Team Heretics
- Short name: TH
- Divisions: Brawl Stars; Call of Duty: Warzone; Esports Virtual Arenas (EVA); League of Legends; Marvel Rivals; Rainbow Six Siege; Valorant;
- Founded: August 24, 2016; 10 years ago
- Location: Madrid, Spain
- Owners: Heretics Holdings S.L., Arnau Vidal
- President: Antonio Catena
- Partners: Hyundai, Winamax, Logitech, Zowie, Maysun, Theta Network, $TH Fan Token
- Website: teamheretics.com

= Team Heretics =

Spanish esports organization

Team Heretics is a Spanish esports organization founded on 24 August 2016 and based in Madrid, Spain. The club fields professional teams across multiple titles, including Brawl Stars, Call of Duty: Warzone, Esports Virtual Arenas (EVA), League of Legends, Marvel Rivals, Rainbow Six Siege and Valorant.

== History ==
Team Heretics was founded in 2016 in Madrid by Antonio Catena, Arnau Vidal and Jorge "Goorgo" Orejudo as an organization focused on competitive gaming and digital entertainment. Over the following years the club developed a strong Spanish-speaking fanbase and expanded into several international esports competitions.

In July 2022, Team Heretics acquired a franchise slot in the League of Legends European Championship (LEC), replacing Misfits Gaming and marking a milestone in their expansion into top-tier European esports.

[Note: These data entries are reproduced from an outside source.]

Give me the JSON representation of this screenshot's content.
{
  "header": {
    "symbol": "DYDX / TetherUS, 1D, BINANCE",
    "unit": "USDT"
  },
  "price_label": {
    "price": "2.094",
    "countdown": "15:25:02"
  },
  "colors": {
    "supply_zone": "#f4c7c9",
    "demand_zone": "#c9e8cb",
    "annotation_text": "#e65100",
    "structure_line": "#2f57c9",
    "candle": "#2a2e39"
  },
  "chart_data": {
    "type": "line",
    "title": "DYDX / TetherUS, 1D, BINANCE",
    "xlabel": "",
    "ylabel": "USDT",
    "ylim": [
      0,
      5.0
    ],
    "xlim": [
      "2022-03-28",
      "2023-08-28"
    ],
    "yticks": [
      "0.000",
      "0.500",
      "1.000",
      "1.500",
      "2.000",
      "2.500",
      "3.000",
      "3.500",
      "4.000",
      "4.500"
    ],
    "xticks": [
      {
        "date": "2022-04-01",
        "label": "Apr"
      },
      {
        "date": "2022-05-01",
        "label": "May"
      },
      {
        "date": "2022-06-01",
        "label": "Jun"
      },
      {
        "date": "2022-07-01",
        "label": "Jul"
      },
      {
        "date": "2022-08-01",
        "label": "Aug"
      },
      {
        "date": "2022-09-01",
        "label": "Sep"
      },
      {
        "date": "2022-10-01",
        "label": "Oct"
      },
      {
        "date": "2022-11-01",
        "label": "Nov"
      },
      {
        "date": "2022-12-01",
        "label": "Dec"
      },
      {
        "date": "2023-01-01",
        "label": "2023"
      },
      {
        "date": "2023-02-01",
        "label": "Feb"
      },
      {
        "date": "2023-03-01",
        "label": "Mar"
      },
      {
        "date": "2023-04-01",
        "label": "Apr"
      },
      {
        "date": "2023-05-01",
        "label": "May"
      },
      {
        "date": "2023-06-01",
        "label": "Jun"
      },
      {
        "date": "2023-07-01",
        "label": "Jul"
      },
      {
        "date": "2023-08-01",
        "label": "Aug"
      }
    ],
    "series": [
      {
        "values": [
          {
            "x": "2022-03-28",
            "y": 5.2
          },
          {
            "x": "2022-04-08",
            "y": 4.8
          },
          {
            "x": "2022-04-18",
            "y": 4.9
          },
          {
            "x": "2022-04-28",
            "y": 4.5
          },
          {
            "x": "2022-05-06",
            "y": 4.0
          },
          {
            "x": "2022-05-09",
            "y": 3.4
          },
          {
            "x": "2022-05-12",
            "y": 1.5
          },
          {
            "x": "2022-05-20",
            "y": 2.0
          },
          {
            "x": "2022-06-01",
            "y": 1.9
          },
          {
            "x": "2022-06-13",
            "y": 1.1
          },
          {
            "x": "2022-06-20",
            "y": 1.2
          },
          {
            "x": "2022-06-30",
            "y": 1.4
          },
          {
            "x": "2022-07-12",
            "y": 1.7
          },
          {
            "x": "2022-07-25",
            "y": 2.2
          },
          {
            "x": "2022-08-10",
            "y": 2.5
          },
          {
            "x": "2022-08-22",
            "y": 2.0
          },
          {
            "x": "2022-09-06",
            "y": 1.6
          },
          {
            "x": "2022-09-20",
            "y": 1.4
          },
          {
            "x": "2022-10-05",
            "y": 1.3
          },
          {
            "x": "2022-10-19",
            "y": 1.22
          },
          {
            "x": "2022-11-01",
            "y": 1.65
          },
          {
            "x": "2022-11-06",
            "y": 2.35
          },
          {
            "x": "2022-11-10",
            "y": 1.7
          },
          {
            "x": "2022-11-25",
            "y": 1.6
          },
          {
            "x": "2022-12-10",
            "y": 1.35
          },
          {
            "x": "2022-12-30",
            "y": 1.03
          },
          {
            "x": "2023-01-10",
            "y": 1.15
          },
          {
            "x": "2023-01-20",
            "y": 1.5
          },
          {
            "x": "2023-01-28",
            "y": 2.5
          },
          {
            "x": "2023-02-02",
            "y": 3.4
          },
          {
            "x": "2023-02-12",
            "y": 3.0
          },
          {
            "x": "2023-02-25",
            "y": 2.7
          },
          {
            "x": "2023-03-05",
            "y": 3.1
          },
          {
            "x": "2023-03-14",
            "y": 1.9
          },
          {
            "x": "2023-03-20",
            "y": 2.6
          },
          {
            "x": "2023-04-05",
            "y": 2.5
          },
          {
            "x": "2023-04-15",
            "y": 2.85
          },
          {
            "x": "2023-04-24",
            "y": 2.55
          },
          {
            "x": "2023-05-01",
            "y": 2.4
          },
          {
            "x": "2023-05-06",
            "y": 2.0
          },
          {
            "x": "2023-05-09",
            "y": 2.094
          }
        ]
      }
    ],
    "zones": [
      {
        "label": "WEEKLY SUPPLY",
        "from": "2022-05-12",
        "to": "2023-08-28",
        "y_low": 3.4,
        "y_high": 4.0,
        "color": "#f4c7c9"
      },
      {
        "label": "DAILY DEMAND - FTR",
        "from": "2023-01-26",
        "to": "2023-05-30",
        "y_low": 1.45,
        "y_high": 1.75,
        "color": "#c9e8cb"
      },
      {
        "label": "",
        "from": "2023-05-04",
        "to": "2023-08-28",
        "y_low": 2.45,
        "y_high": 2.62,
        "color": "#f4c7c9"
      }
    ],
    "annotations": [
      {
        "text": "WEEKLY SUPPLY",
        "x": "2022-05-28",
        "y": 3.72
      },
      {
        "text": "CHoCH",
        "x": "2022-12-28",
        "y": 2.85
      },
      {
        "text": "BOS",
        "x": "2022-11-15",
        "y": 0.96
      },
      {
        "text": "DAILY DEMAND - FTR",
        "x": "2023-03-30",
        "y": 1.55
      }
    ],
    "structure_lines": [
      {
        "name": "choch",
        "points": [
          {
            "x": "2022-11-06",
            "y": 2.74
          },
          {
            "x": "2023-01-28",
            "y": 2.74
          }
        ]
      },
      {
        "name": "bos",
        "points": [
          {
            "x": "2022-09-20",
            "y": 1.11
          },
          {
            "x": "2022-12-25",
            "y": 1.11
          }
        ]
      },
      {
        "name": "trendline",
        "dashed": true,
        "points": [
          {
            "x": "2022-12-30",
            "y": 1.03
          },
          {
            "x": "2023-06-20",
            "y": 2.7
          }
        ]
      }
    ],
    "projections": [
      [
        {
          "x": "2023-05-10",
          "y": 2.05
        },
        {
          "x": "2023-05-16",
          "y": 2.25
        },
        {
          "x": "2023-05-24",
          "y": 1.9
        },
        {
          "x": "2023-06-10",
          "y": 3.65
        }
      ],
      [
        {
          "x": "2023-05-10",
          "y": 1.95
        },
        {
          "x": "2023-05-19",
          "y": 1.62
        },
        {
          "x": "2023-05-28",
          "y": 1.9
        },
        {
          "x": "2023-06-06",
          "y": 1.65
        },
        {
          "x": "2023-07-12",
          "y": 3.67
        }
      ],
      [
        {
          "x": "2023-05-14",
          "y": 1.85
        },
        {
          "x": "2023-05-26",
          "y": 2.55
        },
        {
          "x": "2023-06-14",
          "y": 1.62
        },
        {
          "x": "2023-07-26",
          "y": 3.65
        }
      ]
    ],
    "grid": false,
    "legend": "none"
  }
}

In 2025, the organization’s Valorant roster won its first major international title by securing the Esports World Cup in Riyadh, Saudi Arabia, defeating Fnatic 3–2 in a reverse sweep in the grand final.

Beyond competitive results, Team Heretics has expanded through strategic business partnerships. In 2023 the club announced a collaboration with Red Bull, featuring joint activations, branded apparel and social media content.

In 2025, the organization revealed a strategic partnership with CGN Esports focused on Valorant, expanding its footprint across the DACH region and collaborating on shared training initiatives and offline events in Spain and Germany.

== Notable achievements ==
- Esports World Cup 2025 Valorant Champions (Riyadh, Saudi Arabia)
- Valorant First Strike Europe Champions (Europe)
- VCT EMEA Stage 1 Champions (Berlin, Germany)

== Other ==
Team Heretics also owns a Call of Duty franchise called Miami Heretics.